Stick to someone of the age of majority who makes you happy and isn’t abusive. The rest is your business and nobody else’s.
If they are both consenting adults and personalities don’t cause a toxic environment what does it matter.
I got a vivid image of two age gapped goons spilling toxic waste into a river while snickering to themselves. Definitely don’t do that. And definitely let me go grab my coffee as I’m still in dream mode.
6?
My wife and I are almost 10 years apart. We met right before her 30th birthday, I was also once the younger partner when I was 20 and my then-gf was 34. That failed for a number of reasons, but I don’t think age was one of them. With legal, consenting adults, whatever works for you is fine, I think.
Have your own list of cultural references, of they know them well, you’ll be ok.
I think life situation is probably more important than strictly age. If you’re an independent 30 year old working a full time job you probably don’t want to date a college student that lives with their parents.
Half your age +7 years. 30yo can date 22yo.
I don’t think a 20 year old should date a 17 year old though
I think the rule breaks down any time before ~21 (always round up). In general, if you’re over 18, don’t date someone under 18. If you’re both under 18 idk but probably don’t exceed a two year age gap.
If you’re 19-20, get fucked I guess.
The high school to college transition makes things complicated for reasons other than just ages.
America-centric. Other countries split the education path in different sections.
A 10 year old can only date 12 year old and older. I don’t make the rules
But the 12 year old can only date 13 year old and older, so the 10 year old is out of luck…
No dating before 14.
If they are looking to date younger, I’d say that 25 would probably be the realistic minimum, as that is the age by which the brain is fully developed. If a thirty year old is looking to date older, I don’t really see any real limit. Their brain is fully developed, and they’ve been an adult long enough that they can evaluate the pros and cons of the older person.

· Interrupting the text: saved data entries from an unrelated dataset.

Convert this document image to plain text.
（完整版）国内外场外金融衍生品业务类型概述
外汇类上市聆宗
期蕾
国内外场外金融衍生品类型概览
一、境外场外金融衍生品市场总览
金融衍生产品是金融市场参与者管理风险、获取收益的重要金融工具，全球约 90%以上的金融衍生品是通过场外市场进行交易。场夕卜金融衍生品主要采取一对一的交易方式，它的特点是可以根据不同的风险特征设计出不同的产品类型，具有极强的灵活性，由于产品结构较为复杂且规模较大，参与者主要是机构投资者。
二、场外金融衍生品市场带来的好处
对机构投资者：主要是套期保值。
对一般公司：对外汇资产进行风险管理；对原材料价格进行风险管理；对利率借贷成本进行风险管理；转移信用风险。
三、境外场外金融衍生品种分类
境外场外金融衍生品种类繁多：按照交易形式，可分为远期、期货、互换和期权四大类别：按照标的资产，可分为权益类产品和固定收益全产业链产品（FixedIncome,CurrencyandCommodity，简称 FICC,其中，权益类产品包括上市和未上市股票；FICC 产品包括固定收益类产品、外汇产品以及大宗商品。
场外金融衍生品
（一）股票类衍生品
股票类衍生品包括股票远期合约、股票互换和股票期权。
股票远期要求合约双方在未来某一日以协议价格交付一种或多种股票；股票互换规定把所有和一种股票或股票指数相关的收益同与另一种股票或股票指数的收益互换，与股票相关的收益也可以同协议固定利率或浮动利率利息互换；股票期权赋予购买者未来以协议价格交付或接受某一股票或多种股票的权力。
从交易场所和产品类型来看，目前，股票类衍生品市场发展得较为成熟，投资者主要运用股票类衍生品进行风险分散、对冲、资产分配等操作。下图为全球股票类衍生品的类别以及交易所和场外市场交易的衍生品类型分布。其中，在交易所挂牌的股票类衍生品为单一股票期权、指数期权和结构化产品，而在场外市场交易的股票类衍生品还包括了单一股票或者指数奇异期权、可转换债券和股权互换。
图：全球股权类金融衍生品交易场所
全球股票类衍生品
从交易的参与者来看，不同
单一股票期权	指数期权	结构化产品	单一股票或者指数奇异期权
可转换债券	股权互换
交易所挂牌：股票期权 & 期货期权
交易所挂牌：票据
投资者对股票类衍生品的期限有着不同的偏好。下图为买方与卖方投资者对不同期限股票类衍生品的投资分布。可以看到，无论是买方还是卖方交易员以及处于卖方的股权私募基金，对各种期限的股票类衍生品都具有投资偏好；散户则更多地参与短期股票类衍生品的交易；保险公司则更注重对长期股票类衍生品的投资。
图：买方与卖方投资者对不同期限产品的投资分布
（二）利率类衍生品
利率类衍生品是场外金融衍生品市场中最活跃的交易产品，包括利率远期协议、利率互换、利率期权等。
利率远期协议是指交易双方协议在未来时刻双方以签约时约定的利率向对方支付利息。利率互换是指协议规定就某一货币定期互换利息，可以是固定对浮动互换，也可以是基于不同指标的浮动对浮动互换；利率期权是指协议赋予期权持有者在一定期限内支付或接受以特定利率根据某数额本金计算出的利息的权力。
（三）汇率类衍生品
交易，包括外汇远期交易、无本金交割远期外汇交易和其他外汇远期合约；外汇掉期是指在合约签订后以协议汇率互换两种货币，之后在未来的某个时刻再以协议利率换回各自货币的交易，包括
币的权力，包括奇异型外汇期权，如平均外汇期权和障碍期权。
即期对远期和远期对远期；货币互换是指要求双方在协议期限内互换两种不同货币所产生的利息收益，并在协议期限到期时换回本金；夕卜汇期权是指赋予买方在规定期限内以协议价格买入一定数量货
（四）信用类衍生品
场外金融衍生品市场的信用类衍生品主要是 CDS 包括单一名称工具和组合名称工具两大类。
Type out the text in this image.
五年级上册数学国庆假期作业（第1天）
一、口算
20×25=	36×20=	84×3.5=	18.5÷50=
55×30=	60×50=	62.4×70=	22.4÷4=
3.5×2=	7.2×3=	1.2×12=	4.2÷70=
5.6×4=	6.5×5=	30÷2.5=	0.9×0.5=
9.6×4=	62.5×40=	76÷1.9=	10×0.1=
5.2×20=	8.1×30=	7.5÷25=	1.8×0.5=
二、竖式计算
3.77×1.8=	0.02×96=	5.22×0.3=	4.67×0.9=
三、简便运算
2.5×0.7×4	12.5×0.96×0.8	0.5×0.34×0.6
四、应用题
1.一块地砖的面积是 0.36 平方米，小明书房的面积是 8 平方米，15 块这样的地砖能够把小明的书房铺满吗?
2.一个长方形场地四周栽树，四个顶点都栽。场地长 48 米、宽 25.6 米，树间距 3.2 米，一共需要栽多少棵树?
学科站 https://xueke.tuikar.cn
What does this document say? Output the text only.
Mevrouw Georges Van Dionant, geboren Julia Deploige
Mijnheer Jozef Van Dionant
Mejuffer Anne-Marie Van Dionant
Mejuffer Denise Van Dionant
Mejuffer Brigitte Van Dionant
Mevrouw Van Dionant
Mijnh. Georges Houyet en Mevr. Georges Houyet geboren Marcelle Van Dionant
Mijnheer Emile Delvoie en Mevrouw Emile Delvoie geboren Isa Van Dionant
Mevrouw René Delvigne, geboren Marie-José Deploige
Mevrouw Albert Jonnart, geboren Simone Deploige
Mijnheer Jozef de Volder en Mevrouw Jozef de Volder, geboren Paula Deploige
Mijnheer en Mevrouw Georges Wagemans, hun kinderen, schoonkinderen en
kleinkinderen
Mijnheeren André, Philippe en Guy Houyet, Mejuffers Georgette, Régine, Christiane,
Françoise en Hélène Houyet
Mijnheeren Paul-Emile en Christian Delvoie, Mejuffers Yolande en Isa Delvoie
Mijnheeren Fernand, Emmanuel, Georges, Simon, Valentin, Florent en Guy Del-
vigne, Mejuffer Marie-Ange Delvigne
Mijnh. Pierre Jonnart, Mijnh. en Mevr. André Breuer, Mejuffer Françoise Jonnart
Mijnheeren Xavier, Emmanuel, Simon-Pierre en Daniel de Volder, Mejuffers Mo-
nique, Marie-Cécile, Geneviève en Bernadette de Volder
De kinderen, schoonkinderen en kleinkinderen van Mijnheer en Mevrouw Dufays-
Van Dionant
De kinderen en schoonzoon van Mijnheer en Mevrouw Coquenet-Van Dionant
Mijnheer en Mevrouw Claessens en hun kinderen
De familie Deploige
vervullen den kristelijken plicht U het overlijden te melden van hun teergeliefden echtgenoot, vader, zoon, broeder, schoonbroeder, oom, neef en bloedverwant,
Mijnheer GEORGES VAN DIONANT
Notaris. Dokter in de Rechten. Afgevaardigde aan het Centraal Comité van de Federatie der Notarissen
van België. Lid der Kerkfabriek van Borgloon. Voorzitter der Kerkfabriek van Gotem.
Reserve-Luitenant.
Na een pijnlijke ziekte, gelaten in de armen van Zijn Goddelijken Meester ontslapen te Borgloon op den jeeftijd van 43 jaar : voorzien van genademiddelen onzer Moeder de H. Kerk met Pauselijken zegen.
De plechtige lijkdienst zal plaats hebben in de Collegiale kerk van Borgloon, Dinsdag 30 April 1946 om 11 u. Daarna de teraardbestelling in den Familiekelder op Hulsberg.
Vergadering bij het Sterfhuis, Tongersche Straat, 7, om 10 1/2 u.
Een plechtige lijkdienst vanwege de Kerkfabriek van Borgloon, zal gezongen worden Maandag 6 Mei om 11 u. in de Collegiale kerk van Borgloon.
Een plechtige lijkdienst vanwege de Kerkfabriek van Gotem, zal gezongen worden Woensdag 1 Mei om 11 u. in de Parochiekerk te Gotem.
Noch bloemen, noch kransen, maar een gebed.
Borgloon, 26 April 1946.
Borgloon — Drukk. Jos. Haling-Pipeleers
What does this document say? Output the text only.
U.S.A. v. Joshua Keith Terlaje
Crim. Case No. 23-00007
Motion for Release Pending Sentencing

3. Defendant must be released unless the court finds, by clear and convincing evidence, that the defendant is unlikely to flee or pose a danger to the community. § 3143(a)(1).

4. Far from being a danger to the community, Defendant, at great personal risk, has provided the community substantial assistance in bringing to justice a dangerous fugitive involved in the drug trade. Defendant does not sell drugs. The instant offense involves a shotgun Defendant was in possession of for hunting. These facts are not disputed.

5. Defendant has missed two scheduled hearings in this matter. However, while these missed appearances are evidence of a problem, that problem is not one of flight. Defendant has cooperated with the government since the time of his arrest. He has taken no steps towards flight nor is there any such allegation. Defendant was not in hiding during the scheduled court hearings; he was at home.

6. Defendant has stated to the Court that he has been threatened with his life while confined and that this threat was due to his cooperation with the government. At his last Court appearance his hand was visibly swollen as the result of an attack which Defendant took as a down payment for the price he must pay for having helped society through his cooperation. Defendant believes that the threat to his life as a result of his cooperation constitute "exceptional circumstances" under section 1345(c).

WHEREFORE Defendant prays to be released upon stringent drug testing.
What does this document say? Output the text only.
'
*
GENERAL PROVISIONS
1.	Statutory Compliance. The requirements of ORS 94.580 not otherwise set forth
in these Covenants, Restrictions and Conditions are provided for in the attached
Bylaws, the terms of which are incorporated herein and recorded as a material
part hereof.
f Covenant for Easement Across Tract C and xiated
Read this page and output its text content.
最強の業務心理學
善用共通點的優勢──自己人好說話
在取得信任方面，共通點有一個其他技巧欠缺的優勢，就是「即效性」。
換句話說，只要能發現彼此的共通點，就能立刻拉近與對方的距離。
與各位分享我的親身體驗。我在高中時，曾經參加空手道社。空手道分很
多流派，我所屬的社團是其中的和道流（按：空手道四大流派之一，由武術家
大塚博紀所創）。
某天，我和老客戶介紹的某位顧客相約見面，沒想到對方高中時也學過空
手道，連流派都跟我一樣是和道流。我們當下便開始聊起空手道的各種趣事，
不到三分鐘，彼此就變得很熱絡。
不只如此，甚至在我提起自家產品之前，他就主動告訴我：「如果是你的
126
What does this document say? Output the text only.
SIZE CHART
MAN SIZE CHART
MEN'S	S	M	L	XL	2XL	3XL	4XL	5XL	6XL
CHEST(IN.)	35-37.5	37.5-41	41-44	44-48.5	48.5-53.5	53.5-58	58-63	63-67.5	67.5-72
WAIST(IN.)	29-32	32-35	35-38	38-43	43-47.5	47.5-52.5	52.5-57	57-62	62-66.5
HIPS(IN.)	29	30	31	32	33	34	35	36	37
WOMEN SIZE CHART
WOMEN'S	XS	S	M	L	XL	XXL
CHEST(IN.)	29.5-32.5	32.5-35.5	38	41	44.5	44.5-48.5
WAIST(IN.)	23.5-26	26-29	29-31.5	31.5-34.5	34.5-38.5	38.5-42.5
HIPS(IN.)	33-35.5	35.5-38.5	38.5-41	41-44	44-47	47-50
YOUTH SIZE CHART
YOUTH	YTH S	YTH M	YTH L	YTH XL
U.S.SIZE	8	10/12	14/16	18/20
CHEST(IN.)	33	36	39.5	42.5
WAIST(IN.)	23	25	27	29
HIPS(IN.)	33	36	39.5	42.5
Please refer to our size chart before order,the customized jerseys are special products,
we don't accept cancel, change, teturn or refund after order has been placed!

Iirc, it’s not that the brain finishes development at 25, but that the study this point comes from stopped following its subjects at age 25. A broader look at neuro-development seems to suggest that the brain never stops ‘maturing’. It’s not always improving tbc, but there also isn’t some definitive line that makes someone cerebraly adult.
Not sure what that means in regards to this thread, but I do feel it’s worth pointing out.
Half the older age plus 7.
Someone in their thirties shouldn’t be dating an undergrad or retiree. Anything in between is probably fine.